A team of brain scientists from UC Davis School of Medicine and The University of Texas Health Science Center at Houston (UTHealth) has been awarded a six-year grant expected to total $53.6 million from the National Institutes of Health (NIH). The researchers will use the funding to study the role of incidental white matter lesions, or WMLs, in dementia among diverse people with cognitive complaints.
The grant is the largest ever from the NIH to the UC Davis School of Medicine. It also is a new and critical part of the NIH's Vascular Contributions to Cognitive Impairment and Dementia (VCID) research program.
"The magnitude of this NIH grant underscores UC Davis Alzheimer's Disease Research Center's national prominence and research leadership," said UC Davis School of Medicine Dean Allison Brashear, a neurologist nationally known for her groundbreaking research in movement disorders. "This multi-year research award will enable us to make game-changing advancements in our understanding and treatment of dementia."
The principal investigator is Charles DeCarli, professor of neurology, director of the UC Davis Alzheimer's Disease Research Center and the nation's foremost expert on the role of subcortical cerebrovascular disease in cognitive decline. In the last few years, DeCarli has been awarded national and state research grants exceeding $33 million.
UC Davis Health is a leader in Alzheimer's research and its neurology research is ranked 18th nationally in neurosciences funding, with $79.6 million in grants in fiscal year 2017. UC Davis Health CEO David Lubarsky also is a member of the California Governor's Alzheimer's Prevention and Preparedness Task Force.
DeCarli's co-principal investigator is Myriam Fornage, professor of genetics at the Brown Foundation Institute of Molecular Medicine for the Prevention of Human Diseases at McGovern Medical School at UTHealth. Fornage is a leading researcher on the molecular genetics of cerebrovascular disease.
WMLs: Common but still a mystery
WMLs occur when tissue deep in the brain becomes injured, often due to changes in small blood vessels. They are common and often found on brain MRIs of people who have concerns about their brain health.
Why or how WMLs are associated with cognitive decline is not known. It isn't known if certain WML characteristics, such as size and location, make them greater risk factors for dementia. It also isn't clear how comorbidities, or additional health conditions such as heart disease or diabetes, together with WMLs increase risk for cognitive decline. Defining these connections is essential to improving outcomes for the 5.7 million people in the U.S. affected by cognitive impairment and dementia.

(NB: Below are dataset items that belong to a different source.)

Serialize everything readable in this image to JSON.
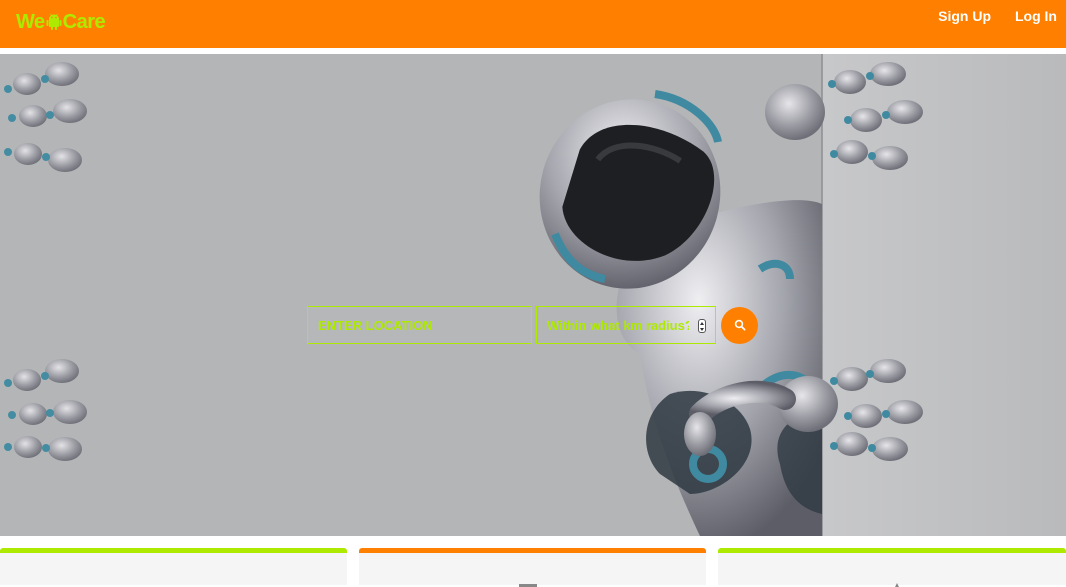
{
  "navbar": {
    "brand": {
      "prefix": "We",
      "suffix": "Care",
      "icon": "android-icon"
    },
    "links": [
      {
        "label": "Sign Up"
      },
      {
        "label": "Log In"
      }
    ]
  },
  "hero": {
    "image": "robot-peeking-icon",
    "search": {
      "location_placeholder": "ENTER LOCATION",
      "radius_placeholder": "Within what km radius?",
      "button_icon": "search-icon"
    }
  },
  "cards": [
    {
      "accent": "#aeea00"
    },
    {
      "accent": "#ff8000",
      "icon": "card-icon"
    },
    {
      "accent": "#aeea00",
      "icon": "card-icon"
    }
  ],
  "colors": {
    "brand_orange": "#ff8000",
    "brand_lime": "#aeea00",
    "hero_bg": "#b4b5b7",
    "card_bg": "#f5f5f5"
  }
}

DeCarli and Fornage's landmark research is expected to answer these questions and lead to standards for assessing, diagnosing and treating individuals with WML-related cognitive problems.
This grant gives us the chance to study WMLs from every angle and definitively understand their roles in age- and disease-related cognitive decline and risk for future dementia. It's the culmination of our three decades of research that has given us great directions, but no final answers yet."
Charles DeCarli, Professor of Neurology, Director of the UC Davis Alzheimer's Disease Research Center
A study unique for its diversity
DeCarli and Fornage will conduct a study of patients with WMLs on their MRIs and concerns about cognitive symptoms, but no dementia diagnosis. It will be the first large study of a diverse population on the long-term effects of these lesions on thinking and dementia risk.
Beginning Sept. 2021, study participants will be recruited at UC Davis Health and at least 10 other locations throughout the U.S. They will be from a variety of backgrounds, so the researchers can identify how WML outcomes differ by race, ethnicity and sex, better representing those at risk for dementia.
"Our ultimate goals are to develop a 'risk profile' that identifies the likelihood of WML-related cognitive impairment and dementia over the course of five to 10 years and to identify clear targets for interventional trials," DeCarli said.
Resources to advance all dementia research
Another exciting part of the grant, according to the researchers, is the chance to fund additional studies aimed at refining diagnostic and predictive tools and methods for dementia. The outcomes will enhance dementia research and clinical care worldwide.
Data and samples from these studies will be shared with the wider research community via the National Alzheimer's Coordinating Center at the University of Washington and the National Centralized Repository for Alzheimer's Disease and Related Dementias at Indiana University. Images will be shared through Laboratory of Neuroimaging at the University of Southern California.
"Our team has been at the forefront of genetic studies of WMLs for two decades," Fornage said. "Through the genetic risk profiles we will develop, we will have an opportunity to apply what we have discovered and improve the precision with which we identify patients with a higher prior probability of cognitive impairment and dementia. At the same time, we will be contributing new resources for dementia research everywhere."
DeCarli and Fornage also participate in the MarkVCID Consortium, supported by the NIH's National Institute of Neurological Disorders and Stroke. The consortium was established in 2016 to identify biological markers of vascular cognitive impairment and dementia.